Proposed 102(b) includes a very narrow exception to eligibility.  I would suggest that there is almost nothing on earth that provably “exists in nature independently of and prior to any human activity” leaving the only actual exception that the invention “exists solely in the human mind.”  On this second exception, IPO writes:

This ineligibility criterion … makes eligible any claim limitation that requires some external involvement with the physical world or any representation thereof (e.g., data in a computer). . . . [However] ideas that do not have physical or tangible aspects . . . are not patentable.

The IPO does not indicate whether the exception would be triggered if a single embodiment of the invention could conceivably exist solely in a human mind.  I expect that it would.

According to the IPO, 101(c) is designed to ensure that eligibility is not determined based upon the novelty, obviousness, or definiteness of a patent claim.  I would suggest that the language does not quite achieve the purpose suggested.  A more effective revision might state instead that “eligibility of a claimed invention. . . shall be determined without regard to its novelty, obviousness, or definiteness, or lack thereof.”

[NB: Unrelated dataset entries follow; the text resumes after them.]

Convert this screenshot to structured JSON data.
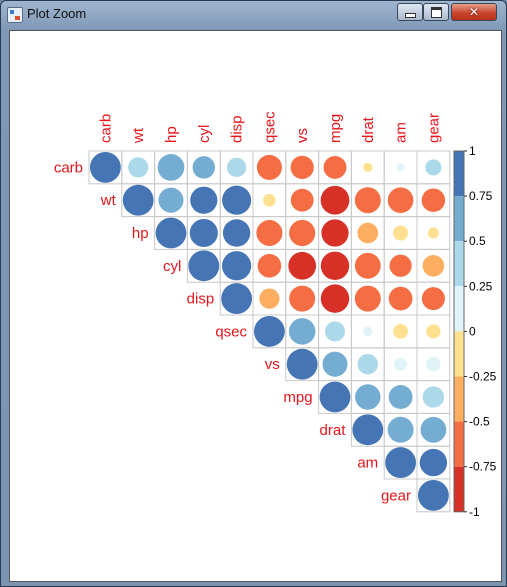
{
  "window": {
    "title": "Plot Zoom"
  },
  "chart_data": {
    "type": "heatmap",
    "shape": "circle",
    "layout": "upper-triangle",
    "variables": [
      "carb",
      "wt",
      "hp",
      "cyl",
      "disp",
      "qsec",
      "vs",
      "mpg",
      "drat",
      "am",
      "gear"
    ],
    "matrix": [
      [
        1.0,
        0.43,
        0.75,
        0.53,
        0.39,
        -0.66,
        -0.57,
        -0.55,
        -0.09,
        0.06,
        0.27
      ],
      [
        0.43,
        1.0,
        0.66,
        0.78,
        0.89,
        -0.17,
        -0.55,
        -0.87,
        -0.71,
        -0.69,
        -0.58
      ],
      [
        0.75,
        0.66,
        1.0,
        0.83,
        0.79,
        -0.71,
        -0.72,
        -0.78,
        -0.45,
        -0.24,
        -0.13
      ],
      [
        0.53,
        0.78,
        0.83,
        1.0,
        0.9,
        -0.59,
        -0.81,
        -0.85,
        -0.7,
        -0.52,
        -0.49
      ],
      [
        0.39,
        0.89,
        0.79,
        0.9,
        1.0,
        -0.43,
        -0.71,
        -0.85,
        -0.71,
        -0.59,
        -0.56
      ],
      [
        -0.66,
        -0.17,
        -0.71,
        -0.59,
        -0.43,
        1.0,
        0.74,
        0.42,
        0.09,
        -0.23,
        -0.21
      ],
      [
        -0.57,
        -0.55,
        -0.72,
        -0.81,
        -0.71,
        0.74,
        1.0,
        0.66,
        0.44,
        0.17,
        0.21
      ],
      [
        -0.55,
        -0.87,
        -0.78,
        -0.85,
        -0.85,
        0.42,
        0.66,
        1.0,
        0.68,
        0.6,
        0.48
      ],
      [
        -0.09,
        -0.71,
        -0.45,
        -0.7,
        -0.71,
        0.09,
        0.44,
        0.68,
        1.0,
        0.71,
        0.7
      ],
      [
        0.06,
        -0.69,
        -0.24,
        -0.52,
        -0.59,
        -0.23,
        0.17,
        0.6,
        0.71,
        1.0,
        0.79
      ],
      [
        0.27,
        -0.58,
        -0.13,
        -0.49,
        -0.56,
        -0.21,
        0.21,
        0.48,
        0.7,
        0.79,
        1.0
      ]
    ],
    "colorbar": {
      "range": [
        -1,
        1
      ],
      "tick_labels": [
        "1",
        "0.75",
        "0.5",
        "0.25",
        "0",
        "-0.25",
        "-0.5",
        "-0.75",
        "-1"
      ],
      "colors": [
        "#4575b4",
        "#74add1",
        "#abd9e9",
        "#e0f3f8",
        "#fee090",
        "#fdae61",
        "#f46d43",
        "#d73027"
      ]
    },
    "label_color": "#e8161b"
  }
}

I compliment the IPO on taking this major step and beginning a conversation on legislative fixes to the eligibility doctrine.

I agree with the IPO members that the current situation is quite problematic both because the lines are so unclear and because they are ruling-out many inventions that should qualify in my conception.  That said, I believe that the provision likely goes too far.  I would suggest that the proposal take at least two further steps: (1) include a third exception to eligibility derived from the printed matter doctrine; and (2) include a new 102(d) that expressly defines the scope of the utility doctrine so that it becomes clear what work will be going on there.  It should be clear from the statute that ordinary works of authorship, for instance, are not patent eligible.